Matar dejó de ser pecado y se convirtió en una técnica de lucha. La sublimación
llegó con la dictadura, cercana al "mal absoluto". Sin embargo, la
sociedad no expresaba esta polarización. La violencia era un fenómeno, una vez
más, del "escenario".
1983
implicó por eso un hito. Fue la sociedad volviendo por sus fueros, ante ese
escenario público que había perdido los valores. Lo lideró una convicción de
convivencia expresada en la Constitución, corporizada en el liderazgo de
Alfonsín y la propuesta política del radicalismo. La convivencia sería el nuevo
"ethos", con grandes esfuerzos del presidente de entonces para
responder con gestos de concordia a las constantes convocatorias a una nueva
polarización.
En un
hecho sin precedentes dos ex presidentes constitucionales fueron los invitados
de honor a la asunción del nuevo gobierno.
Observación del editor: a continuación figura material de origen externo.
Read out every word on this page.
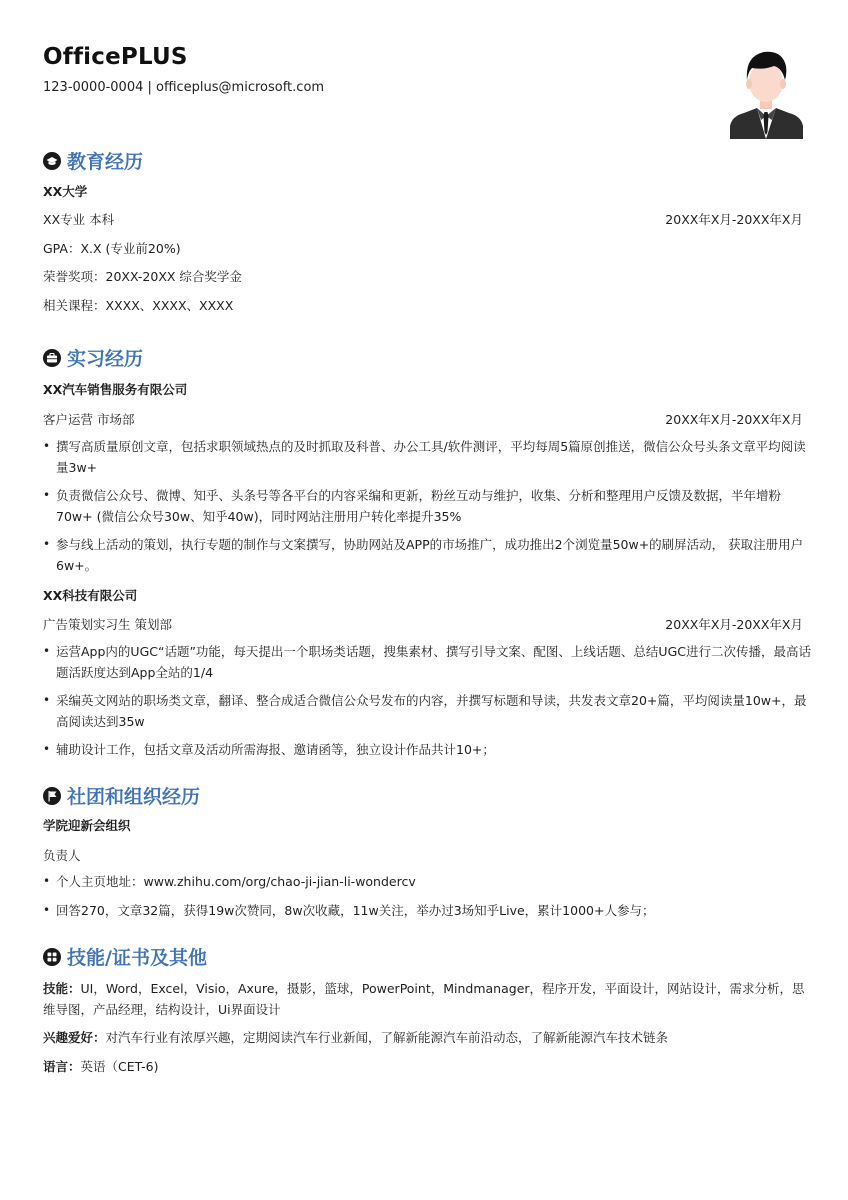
OfficePLUS
123-0000-0004 | officeplus@microsoft.com
教育经历
XX大学
XX专业 本科	20XX年X月-20XX年X月
GPA：X.X (专业前20%)
荣誉奖项：20XX-20XX 综合奖学金
相关课程：XXXX、XXXX、XXXX
实习经历
XX汽车销售服务有限公司
客户运营 市场部	20XX年X月-20XX年X月
• 撰写高质量原创文章，包括求职领域热点的及时抓取及科普、办公工具/软件测评，平均每周5篇原创推送，微信公众号头条文章平均阅读量3w+
• 负责微信公众号、微博、知乎、头条号等各平台的内容采编和更新，粉丝互动与维护，收集、分析和整理用户反馈及数据，半年增粉70w+ (微信公众号30w、知乎40w)，同时网站注册用户转化率提升35%
• 参与线上活动的策划，执行专题的制作与文案撰写，协助网站及APP的市场推广，成功推出2个浏览量50w+的刷屏活动， 获取注册用户6w+。
XX科技有限公司
广告策划实习生 策划部	20XX年X月-20XX年X月
• 运营App内的UGC“话题”功能，每天提出一个职场类话题，搜集素材、撰写引导文案、配图、上线话题、总结UGC进行二次传播，最高话题活跃度达到App全站的1/4
• 采编英文网站的职场类文章，翻译、整合成适合微信公众号发布的内容，并撰写标题和导读，共发表文章20+篇，平均阅读量10w+，最高阅读达到35w
• 辅助设计工作，包括文章及活动所需海报、邀请函等，独立设计作品共计10+；
社团和组织经历
学院迎新会组织
负责人
• 个人主页地址：www.zhihu.com/org/chao-ji-jian-li-wondercv
• 回答270，文章32篇，获得19w次赞同，8w次收藏，11w关注，举办过3场知乎Live，累计1000+人参与；
技能/证书及其他
技能：UI，Word，Excel，Visio，Axure，摄影，篮球，PowerPoint，Mindmanager，程序开发，平面设计，网站设计，需求分析，思维导图，产品经理，结构设计，Ui界面设计
兴趣爱好：对汽车行业有浓厚兴趣，定期阅读汽车行业新闻，了解新能源汽车前沿动态，了解新能源汽车技术链条
语言：英语（CET-6)
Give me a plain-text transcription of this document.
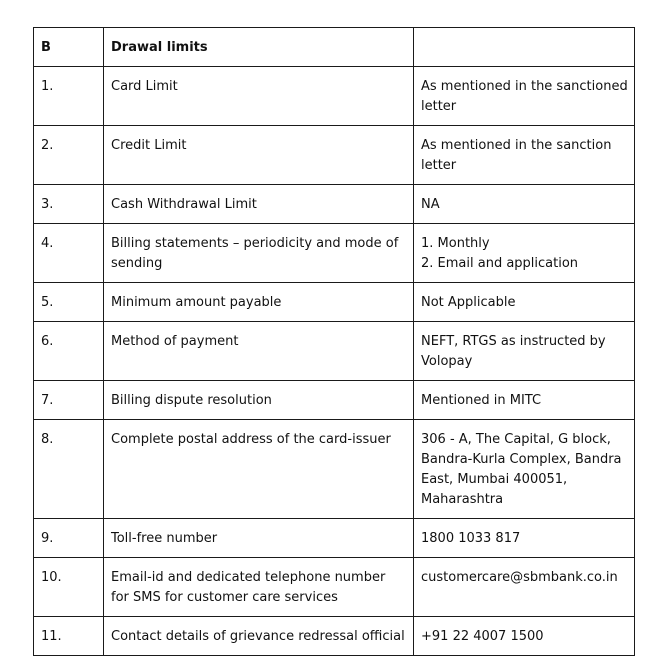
B	Drawal limits	
1.	Card Limit	As mentioned in the sanctioned letter
2.	Credit Limit	As mentioned in the sanction letter
3.	Cash Withdrawal Limit	NA
4.	Billing statements – periodicity and mode of sending	1. Monthly
2. Email and application

5.	Minimum amount payable	Not Applicable
6.	Method of payment	NEFT, RTGS as instructed by Volopay
7.	Billing dispute resolution	Mentioned in MITC
8.	Complete postal address of the card-issuer	306 - A, The Capital, G block, Bandra-Kurla Complex, Bandra East, Mumbai 400051, Maharashtra
9.	Toll-free number	1800 1033 817
10.	Email-id and dedicated telephone number for SMS for customer care services	customercare@sbmbank.co.in
11.	Contact details of grievance redressal official	+91 22 4007 1500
Viejos rivales del nuevo mandatario,
Arturo Frondizi e Isabel Perón, izaron la bandera nacional en la Asamblea
Legislativa que le tomó juramento. El candidato derrotado fue invitado por el
victorioso a ocupar la Presidencia de la Suprema Corte de Justicia,
ofrecimiento que declinó. La pluralidad de propia Corte fue un ejemplo, con uno
solo de sus miembros políticamente cercano a la fuerza de gobierno.
El país comenzó a edificar
su democracia y debe reconocerse que hasta la crisis del 2001 la convivencia se
impuso sobre la polarización. No hubo en ninguno de los presidentes entre 1983
y 2002 invocaciones a la violencia, la intolerancia o el desconocimiento del
adversario.
Hasta
2003. Ahí cambió el papel modélico del poder. La convocatoria a la división, la
polarización y la intolerancia se hizo una constante. El "Nosotros"
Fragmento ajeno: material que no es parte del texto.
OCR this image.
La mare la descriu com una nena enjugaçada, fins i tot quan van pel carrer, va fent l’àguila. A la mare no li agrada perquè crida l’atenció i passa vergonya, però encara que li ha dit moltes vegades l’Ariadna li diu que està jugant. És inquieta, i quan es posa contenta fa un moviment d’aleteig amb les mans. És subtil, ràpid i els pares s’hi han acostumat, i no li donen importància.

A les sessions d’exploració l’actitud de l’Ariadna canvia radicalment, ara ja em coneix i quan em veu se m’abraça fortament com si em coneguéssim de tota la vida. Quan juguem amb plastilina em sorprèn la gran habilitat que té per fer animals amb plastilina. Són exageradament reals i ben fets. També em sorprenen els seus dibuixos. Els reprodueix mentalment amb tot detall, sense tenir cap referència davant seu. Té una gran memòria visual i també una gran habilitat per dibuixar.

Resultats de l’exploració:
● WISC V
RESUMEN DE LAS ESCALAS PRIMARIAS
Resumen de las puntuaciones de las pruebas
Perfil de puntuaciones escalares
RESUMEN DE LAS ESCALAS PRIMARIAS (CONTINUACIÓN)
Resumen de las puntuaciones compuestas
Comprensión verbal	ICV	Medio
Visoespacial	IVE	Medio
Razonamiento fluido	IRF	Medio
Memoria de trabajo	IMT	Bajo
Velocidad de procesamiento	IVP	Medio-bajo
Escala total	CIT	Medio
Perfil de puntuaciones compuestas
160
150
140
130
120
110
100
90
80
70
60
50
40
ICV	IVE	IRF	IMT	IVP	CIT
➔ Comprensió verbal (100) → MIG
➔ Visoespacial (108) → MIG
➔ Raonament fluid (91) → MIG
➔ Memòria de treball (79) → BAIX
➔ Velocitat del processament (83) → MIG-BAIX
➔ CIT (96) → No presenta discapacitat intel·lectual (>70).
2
contra "Ellos" reemplazó al "todos juntos". El relato
público perdió mesura, expresándose en alaridos simbólicos y literales. Terminó
proyectándose hacia la propia sociedad. No eclosionó allí hasta que las
dificultades económicas le dejaron el campo abonado. Pero cuando esas
dificultades se mostraron, también lo hizo el espíritu de intolerancia facciosa
y personal sostenido en lo intelectual por la construcción teórica del
conflicto, actualización de Schmidtt recreada por Laclau y reproducida por
Carta Abierta. La visión confrontativa, polarizante y totalitaria que convertía
en enemigo a quien pensara diferente volvía a instalarse en la Argentina y hoy
vemos sus consecuencias.
Abuelos asesinados, niños
abusados y atacados con violencia por sus propios compañeros, peleas sindicales
que terminan a los tiros, relato presidencial estimulando la violencia de los
barras bravas, devaluación de las buenas conductas y justificación grotesca de
los actos delictuales, tolerancia y hasta imbricación con las redes de
narcotráfico y de delitos aberrantes, demérito de actitudes valiosas y
exaltación del cinismo, la mentira y la violencia, han sumido al país en un
grado de tensión en su vida cotidiana que hace décadas no sufría.
Desde
la humildad de esta columna apoyamos el espíritu del llamado episcopal. Lo
hacemos como laicos, entendiendo que la dignidad del ser humano no puede
fragmentarse en religiones, ideologías o identidad de pensamiento. Pero
reconocemos que esa convocatoria a una convivencia decente traduce lo mejor de
la historia de este pueblo.
Todo lo que refleje,
estimule o incite a resolver diferencias a los gritos, a los golpes o a los
tiros, es lo peor del país. Sea el discurso presidencial, el exabrupto de un
dirigente, la violencia seudo graciosa en algún programa masivo de
entretenimientos, la discusión crispada en paneles de la TV, la tolerancia
frente al "bullying" o la reacción exasperada en un incidente de
tránsito.
Debemos aislar esas
conductas, marcarlas y erradicarlas. Es responsabilidad, como en 1983, de todos
y de cada uno. La violencia, en la política o en la sociedad, degrada la
convivencia porque en el fondo, se apoya en el desprecio a la dignidad
intrínseca de los seres humanos. Nada estable ni valioso puede construirse
sobre ella. Esta responsabilidad de todos no oculta, sin embargo, la primaria
responsabilidad del poder. Éste, con su ejemplo, instala paradigmas que acaban
siendo seguidos, para bien o para mal, por la mayoría de la sociedad.